Spice cargo reveals historical trade patterns and shipping routes

Archaeobotantical study of organic material from a fifteenth century Indonesian shipwreck elucidates pre-European maritime spice trade in Asia

Data resources used via GBIF : 164 species occurrences
Star anise
The storage jars which contained the star anise (Images by Dr Michael Flecker)

Star anise (Illicium verum) is a spice widely used in Asian cuisine and traditional medicine. It was first brought to Europe in the late sixteenth century by Thomas Cavendish, an English explorer and a privateer, who acquired the spice in the Phillipines.

In this archaeobotanical study, researchers describe the findings of star anise samples inside ceramic jars found on the seabed near the Bakau, a fifteenth-century shipwreck in Indonesia. Radiocarbon dating of both hull and cargo placed the wreck in the periode from year 1320 to 1430 CE.
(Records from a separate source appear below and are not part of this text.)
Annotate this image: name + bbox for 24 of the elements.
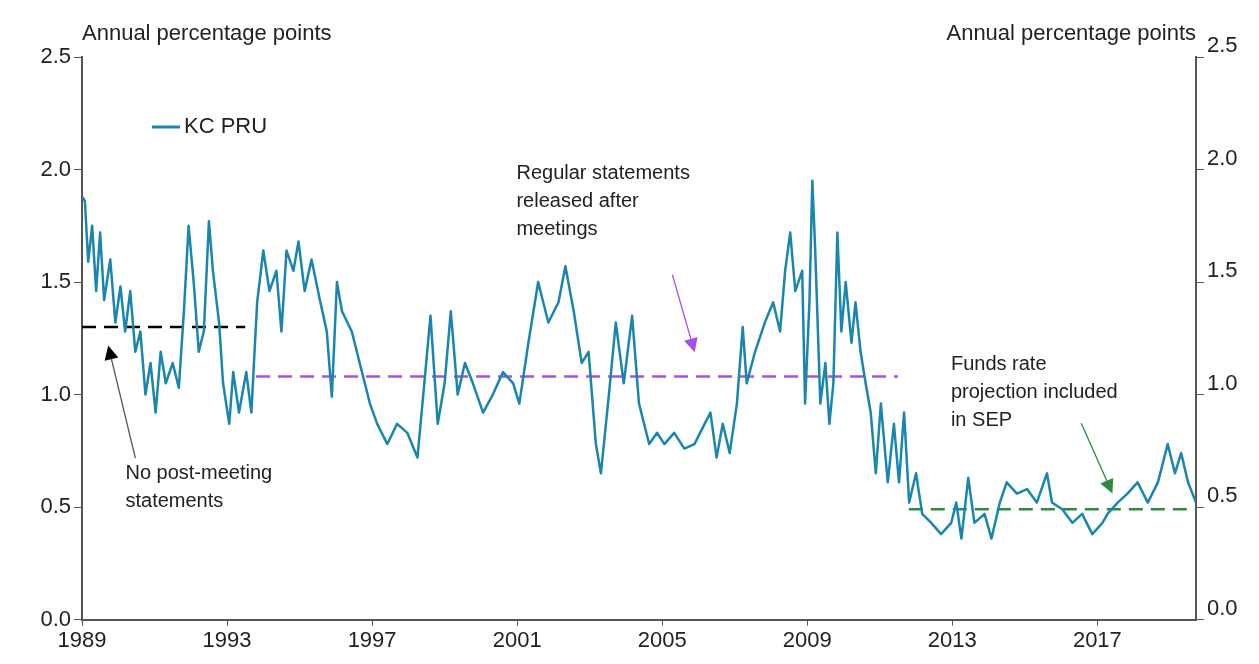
y2-tick-label: 1.5 <box>1207 257 1238 283</box>
y2-tick-label: 0.5 <box>1207 482 1238 508</box>
y2-tick-label: 1.0 <box>1207 369 1238 395</box>
legend-label: KC PRU <box>184 113 268 139</box>
annotation: Regular statements released after meetings <box>516 161 690 240</box>
y-tick-label: 1.0 <box>40 380 71 406</box>
x-tick-label: 2005 <box>637 626 687 652</box>
annotation: Funds rate projection included in SEP <box>950 352 1118 431</box>
x-tick-label: 2013 <box>927 626 977 652</box>
y-tick-label: 1.5 <box>40 268 71 294</box>
y2-tick-label: 2.0 <box>1207 144 1238 170</box>
y-axis-title: Annual percentage points <box>82 20 332 46</box>
x-tick-label: 2017 <box>1072 626 1122 652</box>
y-tick-label: 2.0 <box>40 155 71 181</box>
x-tick-label: 1993 <box>202 626 252 652</box>
y-tick-label: 0.5 <box>40 493 71 519</box>
x-tick-label: 2001 <box>492 626 542 652</box>
x-tick-label: 1997 <box>347 626 397 652</box>
y-tick-label: 2.5 <box>40 43 71 69</box>
x-tick-label: 2009 <box>782 626 832 652</box>
y2-tick-label: 0.0 <box>1207 594 1238 620</box>
annotation: No post-meeting statements <box>125 460 273 511</box>
y2-axis-title: Annual percentage points <box>946 20 1196 46</box>
y2-tick-label: 2.5 <box>1207 32 1238 58</box>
To determine the potential origin of the spice (and thereby ship), the researchers used GBIF-mediated occurrences of star anise to map the known wild and cultivated distribution. Combined with the likely origin of the ceramics as well as linguistic data of the local names for the spice, the authors believe that the star anise originated in Southern China and that the destination of the Bakau would have been Indonesia, picking up Thai merchandise on the way.

With limited written historical references, this study shows the potential of using holistic archaeological approaches—including a novel use of GBIF-mediated data—and reinforces the concept of maritime spice trade in Asia, established prior to European involvement in spice trade in the region.